I took out my wallet and checked my old business cards. I only had one left, so I gave it to him and told him to put it up somewhere, so the number would be available to anyone who needed it.
“Don’t hesitate to call anytime,” I told them. “If I’m not in my service will take a message.”
“Don’t worry,” someone else threw in. “We all like Penny and we’ll do what we can to help her.”
I noticed that nothing had been said about liking Melendez or doing what they could to help him. I guess they weren’t as anxious to find a gay jock as they were to find a gorgeous redhead with a snubbed nose and great tits.
“You’re all good friends of Penny’s,” I told them, probably because I felt guilty about what I had just been thinking.
Most of them shook my hand and I felt like a politician. They filed back into the jockey room, some of them looking at the card I had given Sample and wondering why a private eye would be looking for Penny Hopkins.
I turned to go back upstairs when I heard a voice call out, “Hey, buddy?”
I turned to see who was calling and if they were calling me.
At the far end of the hall, past the door to the jockeys’ room, stood a tiny girl with short, dark hair, dressed in riding silks. Her name was Brandy Sommers and she was the top female jockey in the country.

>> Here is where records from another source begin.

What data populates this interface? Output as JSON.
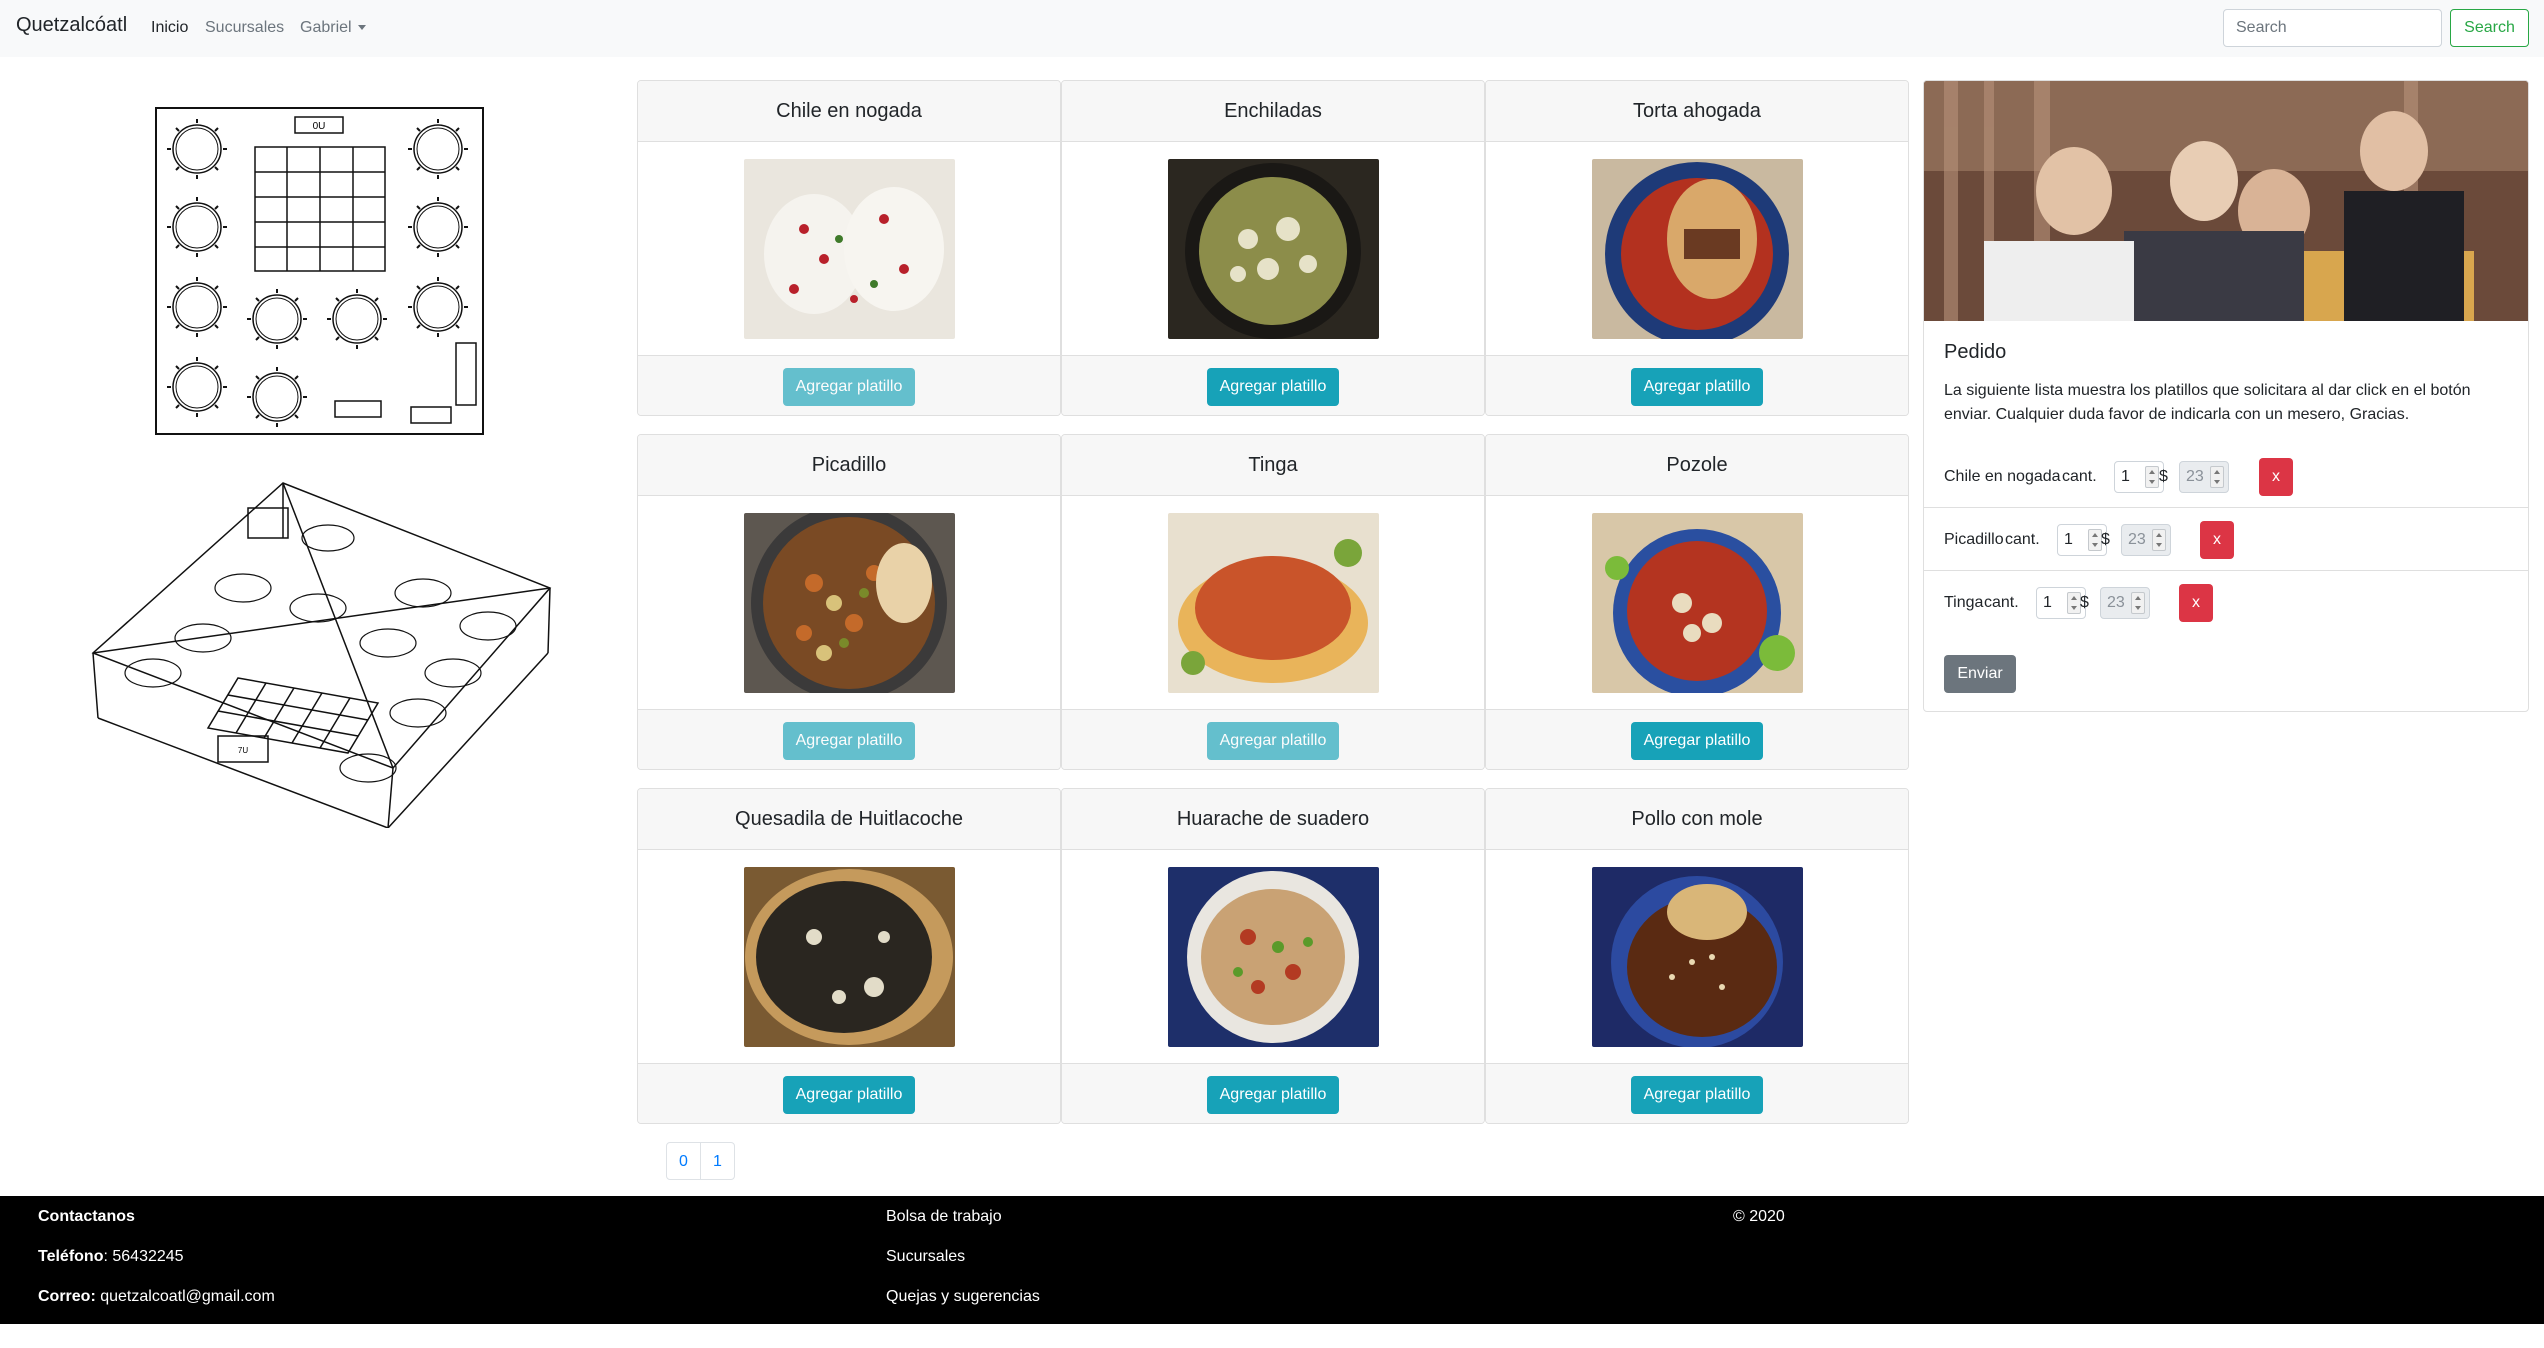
{
  "navbar": {
    "brand": "Quetzalcóatl",
    "links": [
      "Inicio",
      "Sucursales",
      "Gabriel"
    ],
    "search_placeholder": "Search",
    "search_button": "Search"
  },
  "drawings": {
    "plan_label": "0U",
    "stage_label": "7U"
  },
  "dishes": [
    {
      "name": "Chile en nogada",
      "button": "Agregar platillo",
      "disabled": true
    },
    {
      "name": "Enchiladas",
      "button": "Agregar platillo",
      "disabled": false
    },
    {
      "name": "Torta ahogada",
      "button": "Agregar platillo",
      "disabled": false
    },
    {
      "name": "Picadillo",
      "button": "Agregar platillo",
      "disabled": true
    },
    {
      "name": "Tinga",
      "button": "Agregar platillo",
      "disabled": true
    },
    {
      "name": "Pozole",
      "button": "Agregar platillo",
      "disabled": false
    },
    {
      "name": "Quesadila de Huitlacoche",
      "button": "Agregar platillo",
      "disabled": false
    },
    {
      "name": "Huarache de suadero",
      "button": "Agregar platillo",
      "disabled": false
    },
    {
      "name": "Pollo con mole",
      "button": "Agregar platillo",
      "disabled": false
    }
  ],
  "pagination": [
    "0",
    "1"
  ],
  "order": {
    "title": "Pedido",
    "description": "La siguiente lista muestra los platillos que solicitara al dar click en el botón enviar. Cualquier duda favor de indicarla con un mesero, Gracias.",
    "qty_label": "cant.",
    "price_symbol": "$",
    "items": [
      {
        "name": "Chile en nogada",
        "qty": "1",
        "price": "23",
        "remove": "x"
      },
      {
        "name": "Picadillo",
        "qty": "1",
        "price": "23",
        "remove": "x"
      },
      {
        "name": "Tinga",
        "qty": "1",
        "price": "23",
        "remove": "x"
      }
    ],
    "send_button": "Enviar"
  },
  "footer": {
    "contact_title": "Contactanos",
    "phone_label": "Teléfono",
    "phone": "56432245",
    "email_label": "Correo:",
    "email": "quetzalcoatl@gmail.com",
    "links": [
      "Bolsa de trabajo",
      "Sucursales",
      "Quejas y sugerencias"
    ],
    "copyright": "© 2020"
  },
  "colors": {
    "info": "#17a2b8",
    "danger": "#dc3545",
    "success": "#28a745",
    "secondary": "#6c757d",
    "link": "#007bff"
  }
}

She was also very outspoken, for the most part very disliked by the oth
er jockeys — male and female alike — and very uninhibited. Many of her antics had worked their way into the major newspapers as well as the racing periodicals, especially her appearance in Playboy magazine a few years ago, in a nude layout, which is why I recognized her right away. I’m an avid Playboy looker. I admit that I buy the magazine to look at the pictures, not read the articles.
Brandy Sommers was extremely pretty. She had been referred to many times in print as “one of the best, but certainly the best-looking lady jockey in the country.” She was very small, but very well put together.
Which brings us right back to, “Hey, buddy.”
“Can I help you?” I asked.
She started walking down the hall toward me, her hips rolling beneath the silks. I stayed where I was and watched, since it was obviously all for my benefit. It was sexy, knowing what was beneath those silks. It made me wonder and want to see it up close and personal.
She also reminded me of a gunfighter, calling me out on the streets of Dodge City, or somewhere equally untamed.
She stopped about five feet from me, hands on hips.
“I heard what you told those guys,” she told me, jerking her head in the direction of the jockeys’ room. “Got a card for me?”
I made a show of patting my pockets, then shook my head and spread my hands. “Sorry, I’m fresh out.”
“That’s okay, you can give me one tonight.”
“Tonight?”
“When you pick me up for dinner,” she told me, as if I should have known it all along.
“Now, why would I want to do that?” I asked and added to myself, aside from the obvious reasons.
“I can help you,” she told me.
“With what?”
“With Penny Hopkins. You’re looking for her, aren’t you?”
“I am. Do you know something I should know?” I asked, copying her hands-on-hips pose.
“You’ll find out tonight. At eight?”
“Okay,” I agreed. “Eight o’clock.” She gave me the address of her hotel and a dose of big brown eyes to tide me over until then.
She was the only girl I ever met who could make brown eyes look sexy.